Digbeth Listening Walk – David Prior
A great mix of people gathered at the bronze bull in Birmingham on a sunny March Friday afternoon ready to utilise both our walking and listening skills.
This walk is an ear opening experience that gave us all a very different ‘view’ of Birmingham. Lead by composer David Prior (one half of Liminal, along with architect Frances Crow), we are encouraged to listen – really stop and listen – to the sounds surrounding us.
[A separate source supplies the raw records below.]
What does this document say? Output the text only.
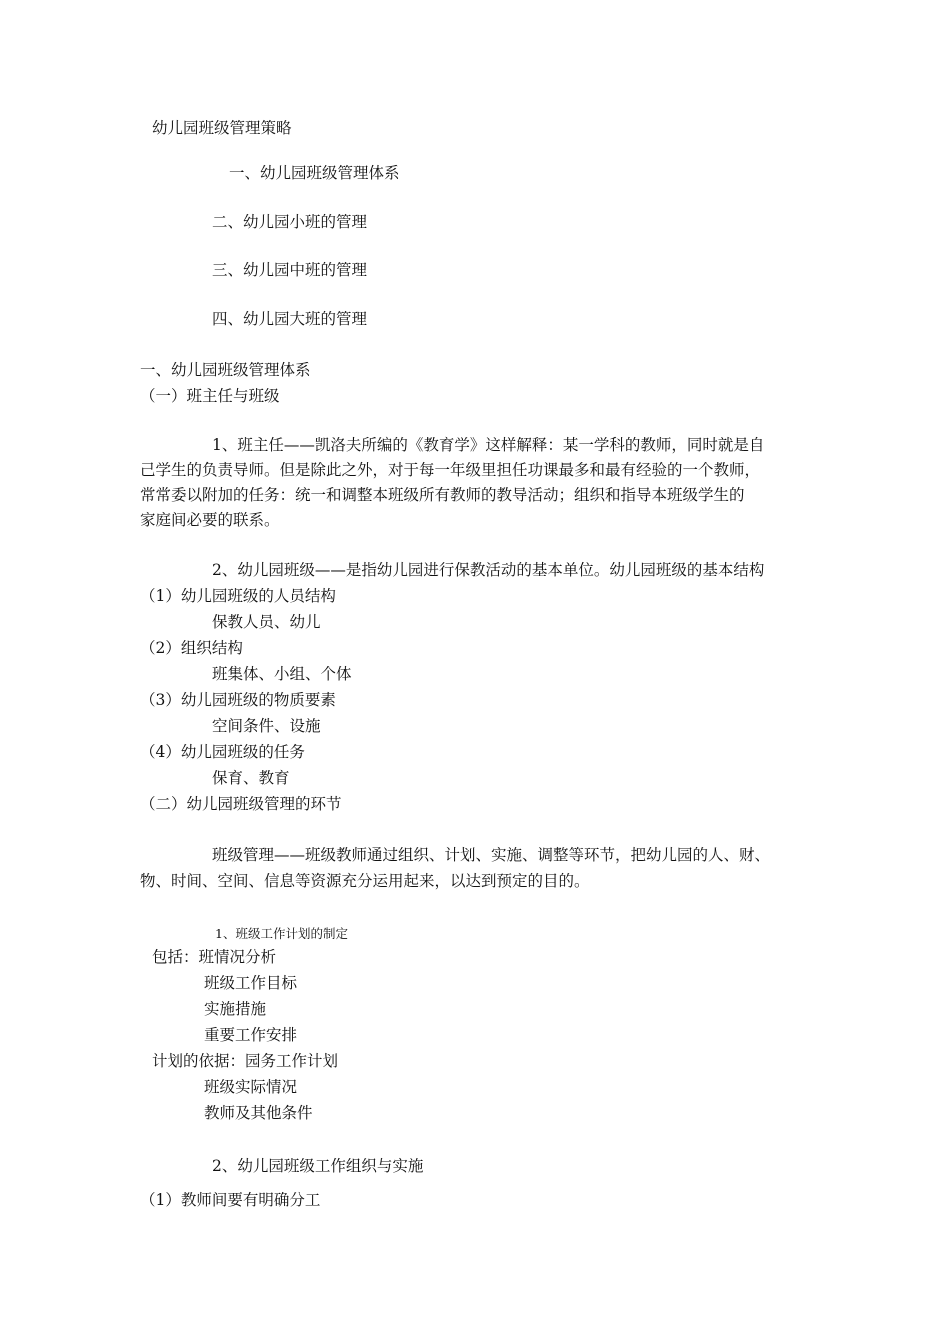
幼儿园班级管理策略
一、幼儿园班级管理体系
二、幼儿园小班的管理
三、幼儿园中班的管理
四、幼儿园大班的管理
一、幼儿园班级管理体系
（一）班主任与班级
1、班主任——凯洛夫所编的《教育学》这样解释：某一学科的教师，同时就是自
己学生的负责导师。但是除此之外，对于每一年级里担任功课最多和最有经验的一个教师，
常常委以附加的任务：统一和调整本班级所有教师的教导活动；组织和指导本班级学生的
家庭间必要的联系。
2、幼儿园班级——是指幼儿园进行保教活动的基本单位。幼儿园班级的基本结构
（1）幼儿园班级的人员结构
保教人员、幼儿
（2）组织结构
班集体、小组、个体
（3）幼儿园班级的物质要素
空间条件、设施
（4）幼儿园班级的任务
保育、教育
（二）幼儿园班级管理的环节
班级管理——班级教师通过组织、计划、实施、调整等环节，把幼儿园的人、财、
物、时间、空间、信息等资源充分运用起来，以达到预定的目的。
1、班级工作计划的制定
包括：班情况分析
班级工作目标
实施措施
重要工作安排
计划的依据：园务工作计划
班级实际情况
教师及其他条件
2、幼儿园班级工作组织与实施
（1）教师间要有明确分工
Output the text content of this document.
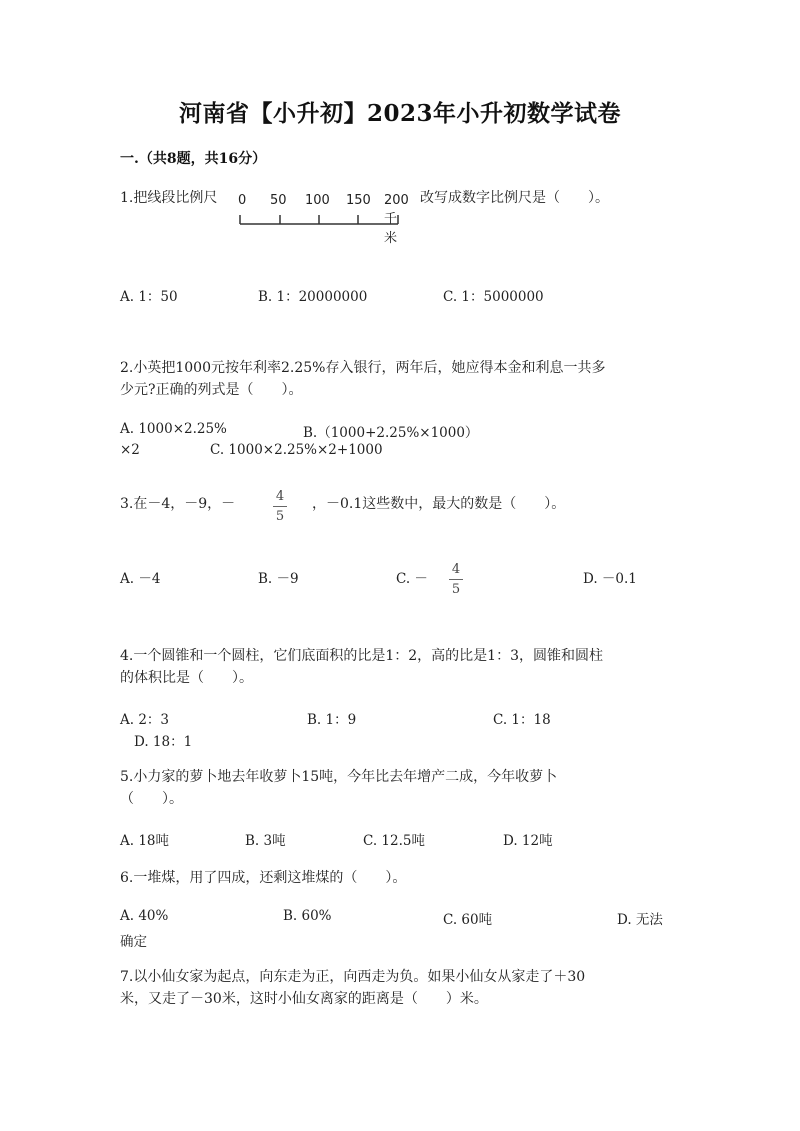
河南省【小升初】2023年小升初数学试卷
一.（共8题，共16分）
1.把线段比例尺 0 50 100 150 200千米
改写成数字比例尺是（　　）。
A. 1：50	B. 1：20000000	C. 1：5000000
2.小英把1000元按年利率2.25%存入银行，两年后，她应得本金和利息一共多
少元?正确的列式是（　　）。
A. 1000×2.25%	B.（1000+2.25%×1000）
×2	C. 1000×2.25%×2+1000
3.在－4，－9，－	4
5
，－0.1这些数中，最大的数是（　　）。
A. －4	B. －9	C. －
4
5
D. －0.1
4.一个圆锥和一个圆柱，它们底面积的比是1：2，高的比是1：3，圆锥和圆柱
的体积比是（　　）。
A. 2：3	B. 1：9	C. 1：18
D. 18：1
5.小力家的萝卜地去年收萝卜15吨，今年比去年增产二成，今年收萝卜
（　　）。
A. 18吨	B. 3吨	C. 12.5吨	D. 12吨
6.一堆煤，用了四成，还剩这堆煤的（　　）。
A. 40%	B. 60%	C. 60吨	D. 无法
确定
7.以小仙女家为起点，向东走为正，向西走为负。如果小仙女从家走了＋30
米，又走了－30米，这时小仙女离家的距离是（　　）米。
The first lesson we learn is that perhaps we hear the noise surrounding us because that’s what we expect e.g. cars and people, but what are we missing? On the first exercise stop outside Bullring, I noticed a can of drink being opened – a soft sound heard in possibly the noisiest part of Birmingham! Thereafter, David devised exercises to help us work out how high and how far the sounds we hear come from. Instruments are handed out to amplify the sound world: basic ear trumpets transform the environment and while the stethescopes are usually silent, when they work they really work.
Aside from our newly honed listening skills, we are treated to a slow walk through Birmingham’s markets and into the Fazeley Street area of Digbeth, streets we otherwise wouldn’t walk on without a specific purpose. The most treasured fact I learnt was how an “owl’s head is a spoffle”. “If you ever get a chance to poke an owl’s head…” suggested David, and went on to describe how the owl’s head is largely feathered, like a BBC fluffy outdoor microphone. If you are flying fast through the air but listening out for the mouse on the ground, your head needs to be a spoffle
David has an archetypal analogy for all the acoustic spaces we move through: Bullring was a canyon, St Martin’s a cavern, the indoor market a forest… other spaces were their own analogy: viaduct tunnels and open brushland. Walking through Birmingham without noticing all these sound conditions will now be impossible.